Entah mereka datang dari mana. Yang jelas, mereka menggelandang di sudut-sudut kota tanpa pengawasan yang terkadang membahayakan masyarakat. Jumlahnya yang ratusan membuat Dinas Sosial, Tenagakerja dan Transmigrasi (Dinsosnakertrans) Kabupaten Bogor mengaku kewalahan menangani mereka. Kepala Seksi Pemulihan Sosial Dinsosnakertrans Kabupaten Bogor Sri Mulyani menggambarkan, dalam sebulan, pihaknya bisa menjaring hingga 20 orang gelandangan pengidap gangguan jiwa.

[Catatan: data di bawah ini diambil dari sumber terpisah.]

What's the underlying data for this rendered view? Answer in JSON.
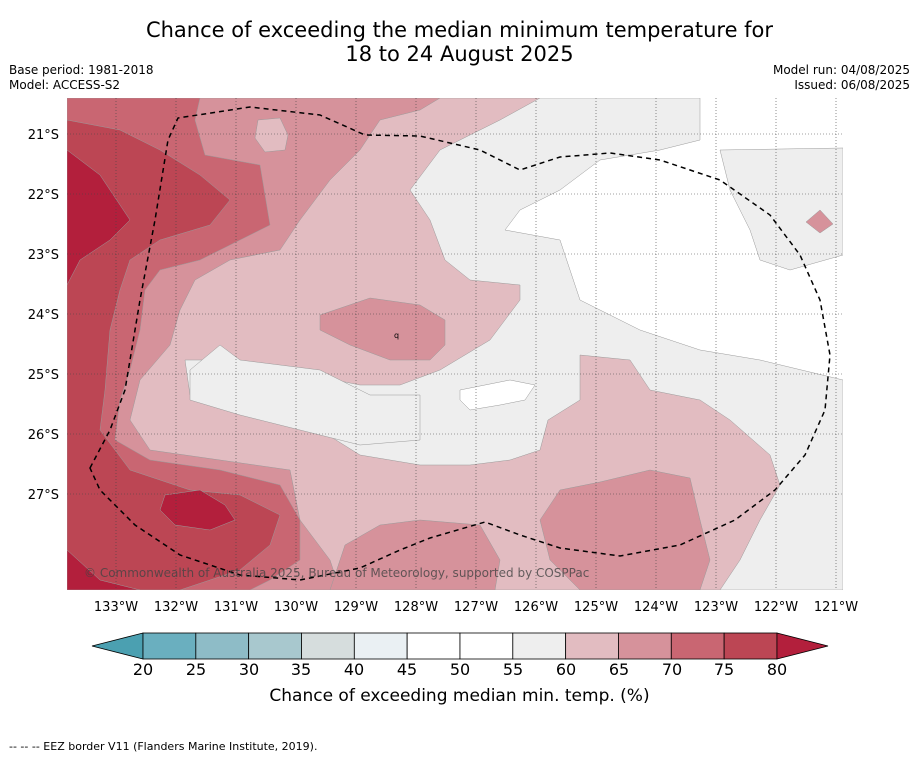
{
  "title_line1": "Chance of exceeding the median minimum temperature for",
  "title_line2": "18 to 24 August 2025",
  "meta": {
    "base_period": "Base period: 1981-2018",
    "model": "Model: ACCESS-S2",
    "model_run": "Model run: 04/08/2025",
    "issued": "Issued: 06/08/2025"
  },
  "map": {
    "lat_labels": [
      "21°S",
      "22°S",
      "23°S",
      "24°S",
      "25°S",
      "26°S",
      "27°S"
    ],
    "lon_labels": [
      "133°W",
      "132°W",
      "131°W",
      "130°W",
      "129°W",
      "128°W",
      "127°W",
      "126°W",
      "125°W",
      "124°W",
      "123°W",
      "122°W",
      "121°W"
    ],
    "copyright": "© Commonwealth of Australia 2025, Bureau of Meteorology, supported by COSPPac",
    "colors": {
      "c55_60": "#eeeeee",
      "c60_65": "#e2bcc1",
      "c65_70": "#d6929b",
      "c70_75": "#c96672",
      "c75_80": "#bc4654",
      "c80_plus": "#b31f3c"
    }
  },
  "colorbar": {
    "ticks": [
      "20",
      "25",
      "30",
      "35",
      "40",
      "45",
      "50",
      "55",
      "60",
      "65",
      "70",
      "75",
      "80"
    ],
    "colors": [
      "#4ba0b1",
      "#6aafbf",
      "#8ebcc7",
      "#a8c8ce",
      "#d6dddd",
      "#eaf0f3",
      "#ffffff",
      "#ffffff",
      "#eeeeee",
      "#e2bcc1",
      "#d6929b",
      "#c96672",
      "#bc4654",
      "#b31f3c"
    ],
    "label": "Chance of exceeding median min. temp. (%)"
  },
  "footer": "--  --  -- EEZ border V11 (Flanders Marine Institute, 2019)."
}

Pria yang akbra disapa Yani itu berkata, jumlah mereka sebenarnya jauh lebih besar. “Mereka sangat banyak, entah dari mana datangnya. Kami kewalahan,” ujar Yani kepada Republika, Kamis (20/2).
Yani berkeluh-kesah, gelandangan pengidap gangguan jiwa di Kabupaten Bogor bermunculan di jalan-jalan perlintasan provinsi dan titik perbatasan wilayahnya dengan kota/kabupaten tetangga. Daerah-daerah tersebut, seperti jalur Cileungsi, yang menghubungkan Kabupeten Bogor dengan Kota Depok dan DKI Jakarta, jalur Leuwiliang yang merupakan jalan alternatif ke Rangkasbitung, Banten.

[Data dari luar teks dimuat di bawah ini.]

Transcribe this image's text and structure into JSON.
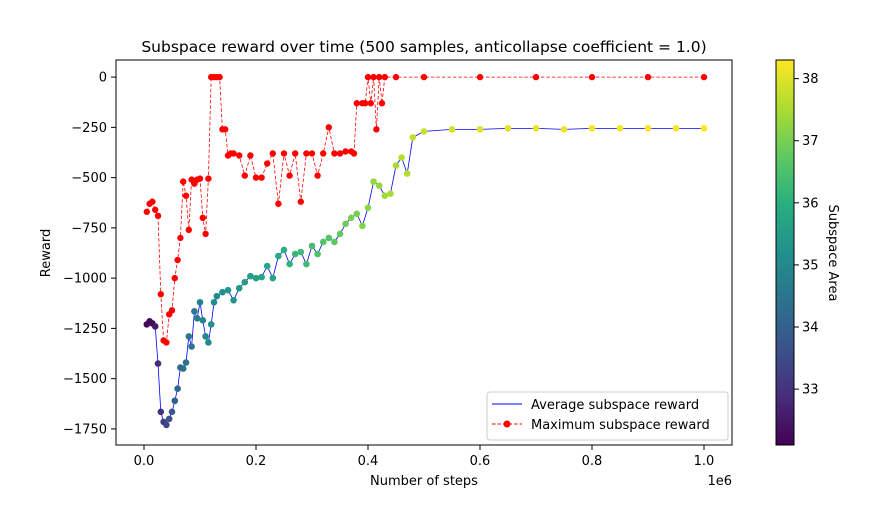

Selain itu, para gelandangan dengan gangguan kejiwaan juga banyak dijumpai di titik-titik perbatasan dengan Kota Bogor. Yani mengaku curiga mereka dikirim oknum-oknum instansi dan rumah sakit provinsi dan kota/kabupaten tetangga.
“Kabuaten Bogor ini, kan strategis, punya empat rumah sakit daerah, ada rumah sakit jiwa juga. Ya, seperti kejadian di Lampung itu, karena dianggap sakit jiwa, mereka diterlantarkan di mana saja,” ujar Yani.

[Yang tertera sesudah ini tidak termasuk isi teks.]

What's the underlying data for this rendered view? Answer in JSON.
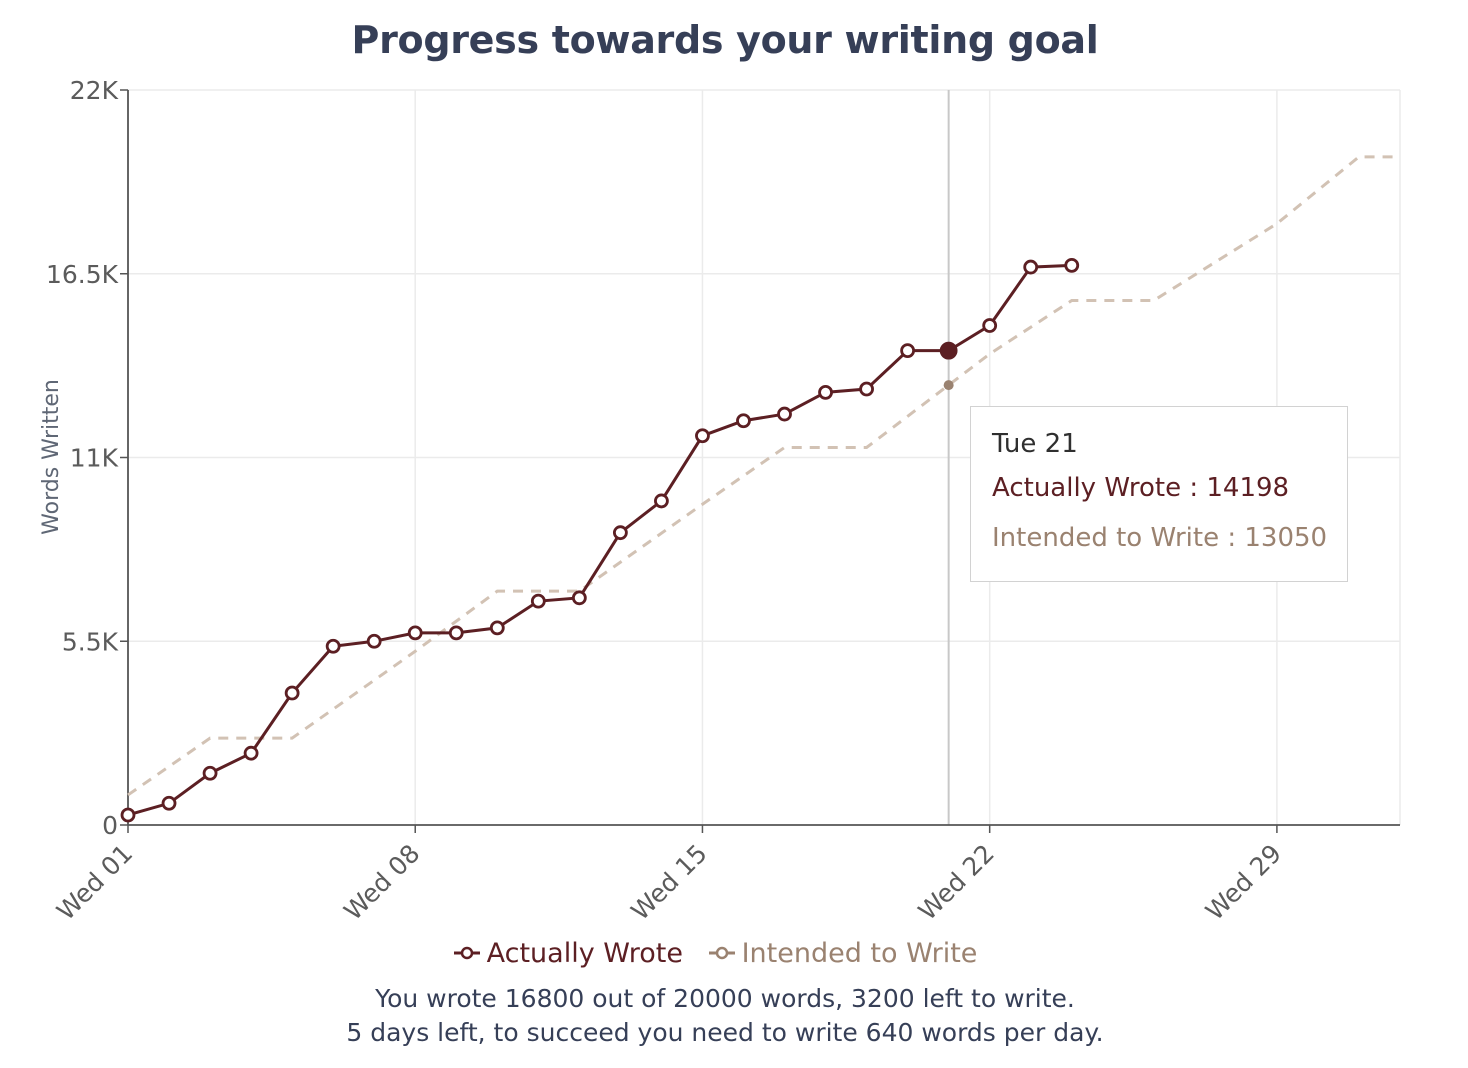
{
  "title": "Progress towards your writing goal",
  "colors": {
    "actual": "#5c1f23",
    "intended": "#d2c2b4",
    "intended_text": "#9a8270",
    "grid": "#ebebeb",
    "axis": "#555555"
  },
  "tooltip": {
    "date": "Tue 21",
    "actual_line": "Actually Wrote : 14198",
    "intended_line": "Intended to Write : 13050"
  },
  "legend": {
    "actual_label": "Actually Wrote",
    "intended_label": "Intended to Write"
  },
  "footer": {
    "line1": "You wrote 16800 out of 20000 words, 3200 left to write.",
    "line2": "5 days left, to succeed you need to write 640 words per day."
  },
  "chart_data": {
    "type": "line",
    "title": "Progress towards your writing goal",
    "ylabel": "Words Written",
    "xlabel": "",
    "x_range_days": [
      1,
      32
    ],
    "ylim": [
      0,
      22000
    ],
    "y_ticks": [
      0,
      5500,
      11000,
      16500,
      22000
    ],
    "y_tick_labels": [
      "0",
      "5.5K",
      "11K",
      "16.5K",
      "22K"
    ],
    "x_ticks": [
      1,
      8,
      15,
      22,
      29
    ],
    "x_tick_labels": [
      "Wed 01",
      "Wed 08",
      "Wed 15",
      "Wed 22",
      "Wed 29"
    ],
    "grid": true,
    "legend_position": "bottom",
    "crosshair_day": 21,
    "series": [
      {
        "name": "Actually Wrote",
        "style": "solid-markers",
        "x": [
          1,
          2,
          3,
          4,
          5,
          6,
          7,
          8,
          9,
          10,
          11,
          12,
          13,
          14,
          15,
          16,
          17,
          18,
          19,
          20,
          21,
          22,
          23,
          24
        ],
        "values": [
          300,
          650,
          1550,
          2150,
          3950,
          5350,
          5500,
          5750,
          5750,
          5900,
          6700,
          6800,
          8750,
          9700,
          11650,
          12100,
          12300,
          12950,
          13050,
          14200,
          14198,
          14950,
          16700,
          16750
        ]
      },
      {
        "name": "Intended to Write",
        "style": "dashed",
        "x": [
          1,
          3,
          5,
          8,
          10,
          12,
          15,
          17,
          19,
          22,
          24,
          26,
          29,
          31,
          32
        ],
        "values": [
          900,
          2600,
          2600,
          5200,
          7000,
          7000,
          9600,
          11300,
          11300,
          14100,
          15700,
          15700,
          18000,
          20000,
          20000
        ]
      }
    ]
  }
}
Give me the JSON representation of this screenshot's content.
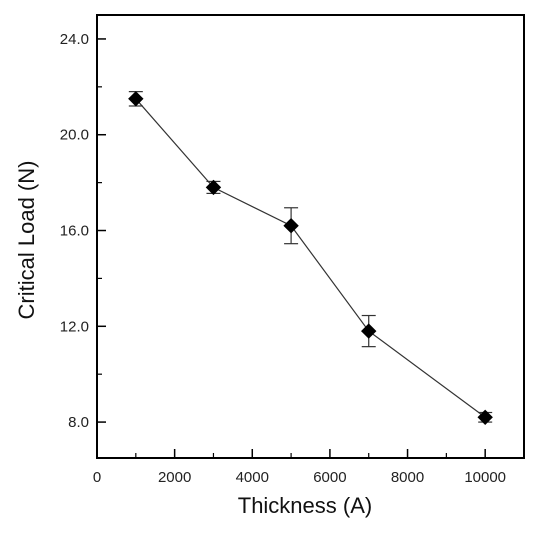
{
  "chart_data": {
    "type": "scatter",
    "xlabel": "Thickness (A)",
    "ylabel": "Critical Load (N)",
    "xlim": [
      0,
      11000
    ],
    "ylim": [
      6.5,
      25.0
    ],
    "x_ticks": [
      0,
      2000,
      4000,
      6000,
      8000,
      10000
    ],
    "x_tick_labels": [
      "0",
      "2000",
      "4000",
      "6000",
      "8000",
      "10000"
    ],
    "y_ticks": [
      8,
      12,
      16,
      20,
      24
    ],
    "y_tick_labels": [
      "8.0",
      "12.0",
      "16.0",
      "20.0",
      "24.0"
    ],
    "grid": false,
    "legend": "none",
    "marker": "diamond",
    "connected_line": true,
    "series": [
      {
        "x": [
          1000,
          3000,
          5000,
          7000,
          10000
        ],
        "y": [
          21.5,
          17.8,
          16.2,
          11.8,
          8.2
        ],
        "error": [
          0.3,
          0.25,
          0.75,
          0.65,
          0.2
        ]
      }
    ],
    "colors": {
      "marker": "#000000",
      "line": "#333333",
      "axis": "#000000"
    }
  }
}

Yani mengakui pihaknya menemui sejumlah kendala menangani gelandangan dengan gangguan jiwa. Menurut Yani, kurangnya koordinasi, anggaran yang terbatas, serta minimnya personil, menjadi tiga faktor utama di balik kendala yang dihadapi.
Soal koordinasi, Yani menggambarkan, karena berbagai keterbatasan, Dinsosnakertrans, utamanya bekerja berbasiskan laporan masyarakat. Di mencontohkan, masyarakat sering melaporkan kalau ada pengidap gangguan jiwa yang mengamuk atau mendapat kecelakaan. “Dinas Kesehatan, Satpol PP, itu kan juga harus terlibat, karena kami bukan ahli medis dan juga butuh perlindungan. Tapi selama ini kami bekerja sendiri,” kata dia.
Setelah dirujuk ke rumah sakit jiwa (RSJ), menurut Yani, terkadang juga masih ada kesalahpahaman. Setelah mengalami perawatan, ada pasien yang dikembalikan kepada pihaknya. Ketika ditanya, sang pasien ternyata belum bisa berkomunikasi dengan sadar dan masih tak tahu asalnya dari mana. “Ini cukup merepotkan. Kami sebenarnya tidak diberi anggaran untuk menangani pengidap gangguan jiwa, kami juga tidak punya penanmpungan untuk mereka,” tutur dia.